EDIT I'm looking for the actual one or two liner that does what the answer with a lot of upvote suggest.

I've got a little problem to solve in a very real software and I'm looking for an easy way to solve it.

I've got two fixed points on screen (they're fixed, but I don't know beforehand their position) that are not at the same location. These two fixed points form an imaginary line. Now I've got a third point that is "on one side" of that line (it cannot be on the line). The user can grab the point (the user actually grabs an object that I track by its center, which is the point I'm interested in) and drag it. But it cannot "cross" the imaginary line.

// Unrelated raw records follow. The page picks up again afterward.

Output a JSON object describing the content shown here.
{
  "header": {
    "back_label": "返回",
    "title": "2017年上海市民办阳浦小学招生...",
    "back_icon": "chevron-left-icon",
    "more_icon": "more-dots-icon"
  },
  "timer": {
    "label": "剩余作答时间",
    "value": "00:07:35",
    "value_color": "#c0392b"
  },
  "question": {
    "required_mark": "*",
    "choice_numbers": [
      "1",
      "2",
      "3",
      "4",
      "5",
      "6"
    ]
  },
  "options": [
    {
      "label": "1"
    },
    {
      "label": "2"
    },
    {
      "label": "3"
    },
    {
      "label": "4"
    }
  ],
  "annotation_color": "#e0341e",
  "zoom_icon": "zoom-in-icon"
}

What is the easiest way to detect if the user is crossing the imaginary line?

Points could be:

a[] = new int { 30, 50};
b[] = new int { 0, 100 };
c[] = new int { 20, 22 };

Examples (not corresponding to the points above):

      /
     a
c   /
   /    
  /   (c cannot be dragged here) 
 b
/

Or:

         c
---b--------------c--- -- -- -- - -
(c cannot be dragged here)

So what is an easy to detect if c is staying on the correct "side" of the line (I draw segments here, but it really can be thought of as a line)?

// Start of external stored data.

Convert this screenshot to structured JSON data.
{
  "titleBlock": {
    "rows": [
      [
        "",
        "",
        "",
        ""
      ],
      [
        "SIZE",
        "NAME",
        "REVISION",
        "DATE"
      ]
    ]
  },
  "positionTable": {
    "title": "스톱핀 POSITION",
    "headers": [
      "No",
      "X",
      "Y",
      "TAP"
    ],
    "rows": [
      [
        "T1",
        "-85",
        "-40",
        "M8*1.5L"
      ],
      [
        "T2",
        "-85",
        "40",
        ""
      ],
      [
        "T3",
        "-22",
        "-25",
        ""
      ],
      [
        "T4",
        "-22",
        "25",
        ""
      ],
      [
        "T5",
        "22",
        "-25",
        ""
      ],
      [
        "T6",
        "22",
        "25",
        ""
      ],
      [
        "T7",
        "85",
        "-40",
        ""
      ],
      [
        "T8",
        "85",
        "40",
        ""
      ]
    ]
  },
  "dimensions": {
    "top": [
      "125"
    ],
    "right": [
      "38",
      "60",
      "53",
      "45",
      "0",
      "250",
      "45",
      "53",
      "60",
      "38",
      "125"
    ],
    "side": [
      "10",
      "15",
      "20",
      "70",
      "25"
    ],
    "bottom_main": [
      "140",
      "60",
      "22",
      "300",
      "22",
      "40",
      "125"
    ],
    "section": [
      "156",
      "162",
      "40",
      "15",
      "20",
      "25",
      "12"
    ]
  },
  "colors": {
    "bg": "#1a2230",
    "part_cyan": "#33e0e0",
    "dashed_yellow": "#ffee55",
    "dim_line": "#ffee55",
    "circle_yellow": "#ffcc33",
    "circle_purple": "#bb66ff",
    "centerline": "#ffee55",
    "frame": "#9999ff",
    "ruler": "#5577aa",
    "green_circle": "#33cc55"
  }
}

One way to detect this is to take the destination point d and see if segment (c,d) intersects with line (a,b), but isn't there an easier way? Can't I just do some 2D dot-product magic here and have basically a one or two liner solving my issue?

+8  A: 

You can use the sign of the Z-component of the cross product AB x AC (taking A & B's Z-components implicitly as 0) as an indicator of which side of segment AB point C is currently on. When that sign changes, the drag has crossed or is crossing the segment AB.

Drew Hall
@Drew Hall: oh ok, that's what I was thinking when I wrote about some dot-product magic, so it's a bit like detection of hidden 3D surface when working with convex 3D objects, except that here I take the Z to be zero.
Webinator